Arbeits- und Karrierewelten im Wandel – 
Herausforderungen für das HR-Management

In den vergangenen zwanzig Jahren ist viel über fundamentale Umbrüche in den Mustern und Spielregeln beruflicher Karrieren geschrieben worden, während die Karriereforschung manch spektakulärer These ihren Glanz nahm. Nüchtern betrachtet lassen sich allerdings folgende Veränderungen der Arbeits- und Karrierewelten festhalten:

  • 
Abnehmende Planbarkeit: Der beschleunigte technologische Wandel und die Erfordernis permanenter Anpassungsprozesse auf strategischer und organisatorischer Ebene entziehen dem klassischen Ansatz organisationaler Karriereplanung seine Grundlage. Viele Berufstätige halten ihren Entwicklungsweg zudem bewusst offen.
  • Individualisierte Karrieresteuerung: Der gesellschaftliche Wertewandel in Richtung Individualisierung und Selbstverwirklichung hat bewirkt, dass viele Individuen ihre berufliche Entwicklung selbst in die Hand nehmen und entlang persönlicher Vorstellungen und Ziele aktiv gestalten.
  • Pluralisierte Karrieren: Galten der positionale Aufstieg und der betriebliche Status einer Führungsposition lange als unhinterfragte Insignien erfolgreicher Karrieren, orientieren sich heutige Nachwuchs- und Fachkräfte kaum noch an der klassischen, linear verlaufenden Führungslaufbahn. Arbeitgeber-, Berufs- und Tätigkeitswechsel sowie Aktivitäten eines Lifelong Learnings gewinnen an Bedeutung. Als erfolgreich gilt immer mehr, wem es gelingt, eine sinnstiftende und spannende Berufstätigkeit mit einem erfüllten Privatleben vereinbaren zu können.

Buchtipp

Das Buch «Karrieremanagement in wissensbasierten Unternehmen» zeigt auf, was Knowledge Worker unter attraktiven Arbeitsbedingungen und Entwicklungsperspektiven verstehen und wie sich hiervon ausgehend innovative Laufbahnmodelle entwickeln lassen. Es richtet sich an Lesende, die wissenschaftlich fundierte und praxisnahe Umsetzungsmöglichkeiten für die Laufbahnentwicklung in wissensbasierten Unternehmen suchen.

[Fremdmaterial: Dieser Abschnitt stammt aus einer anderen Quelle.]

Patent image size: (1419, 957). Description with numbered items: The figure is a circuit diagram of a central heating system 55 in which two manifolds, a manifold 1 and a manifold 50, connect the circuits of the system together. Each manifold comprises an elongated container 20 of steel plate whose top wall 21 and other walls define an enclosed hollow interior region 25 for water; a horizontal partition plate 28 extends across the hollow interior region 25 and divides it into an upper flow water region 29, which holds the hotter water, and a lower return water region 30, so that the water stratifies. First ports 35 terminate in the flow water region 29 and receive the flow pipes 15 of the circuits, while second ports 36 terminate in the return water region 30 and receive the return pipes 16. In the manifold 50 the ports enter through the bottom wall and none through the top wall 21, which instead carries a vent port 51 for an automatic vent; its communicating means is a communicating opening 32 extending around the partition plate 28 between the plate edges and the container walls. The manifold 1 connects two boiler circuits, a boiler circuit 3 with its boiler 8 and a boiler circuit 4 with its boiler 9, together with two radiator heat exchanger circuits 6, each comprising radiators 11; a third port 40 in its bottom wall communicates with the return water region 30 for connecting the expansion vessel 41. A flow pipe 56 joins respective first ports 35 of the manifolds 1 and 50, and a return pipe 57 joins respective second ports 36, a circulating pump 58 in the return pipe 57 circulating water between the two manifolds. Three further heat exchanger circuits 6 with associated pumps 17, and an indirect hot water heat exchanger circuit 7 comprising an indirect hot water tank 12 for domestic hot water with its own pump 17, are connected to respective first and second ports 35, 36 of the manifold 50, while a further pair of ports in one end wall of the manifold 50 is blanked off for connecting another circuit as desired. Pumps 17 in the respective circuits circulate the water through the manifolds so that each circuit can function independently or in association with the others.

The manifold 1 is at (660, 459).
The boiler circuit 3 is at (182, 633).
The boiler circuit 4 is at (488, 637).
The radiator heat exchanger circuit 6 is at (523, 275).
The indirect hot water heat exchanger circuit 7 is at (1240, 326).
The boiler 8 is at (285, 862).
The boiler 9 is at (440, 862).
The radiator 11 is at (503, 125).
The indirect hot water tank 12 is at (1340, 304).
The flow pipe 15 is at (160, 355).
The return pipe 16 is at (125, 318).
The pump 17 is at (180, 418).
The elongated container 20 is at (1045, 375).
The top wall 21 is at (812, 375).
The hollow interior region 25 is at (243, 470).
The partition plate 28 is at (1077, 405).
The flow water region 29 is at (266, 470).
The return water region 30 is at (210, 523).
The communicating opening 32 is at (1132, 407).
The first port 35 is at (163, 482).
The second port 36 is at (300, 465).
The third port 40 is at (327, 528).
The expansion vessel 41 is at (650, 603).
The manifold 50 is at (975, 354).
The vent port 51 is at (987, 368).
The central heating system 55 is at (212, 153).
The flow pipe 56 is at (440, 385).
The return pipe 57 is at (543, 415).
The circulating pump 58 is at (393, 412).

Kels, P., Clerc, I., Artho, S. (2015): Karrieremanagement in wissensbasierten Unternehmen. Innovative Ansätze zur Karriereentwicklung und Personalbindung. Springer Gabler, Wiesbaden.

Karrieretypen im wissensbasierten 
Unternehmen

Im Rahmen eines von der KTI geförderten Forschungsprojekts unter der Leitung des Verfassers wurde untersucht, was Knowledge Worker punkto Arbeit und Entwicklungsmöglichkeiten nachhaltig motiviert und wie wissensbasierte Unternehmen hierauf aufbauend Karriere- und Personalbindungssysteme ausrichten können. Auf Grundlage von insgesamt 45 berufsbiografischen Interviews mit Fachspezialistinnen und Projektleitenden1 konnten fünf tätigkeitsfeld- und unternehmensübergreifende Karrieretypen 
identifiziert werden. Jeder Karrieretyp steht für ein spezifisches Muster an Arbeits- und Karrieremotiven, mit denen sich unterschiedliche Erwartungen an die eigene Laufbahnentwicklung verbinden (siehe Kasten).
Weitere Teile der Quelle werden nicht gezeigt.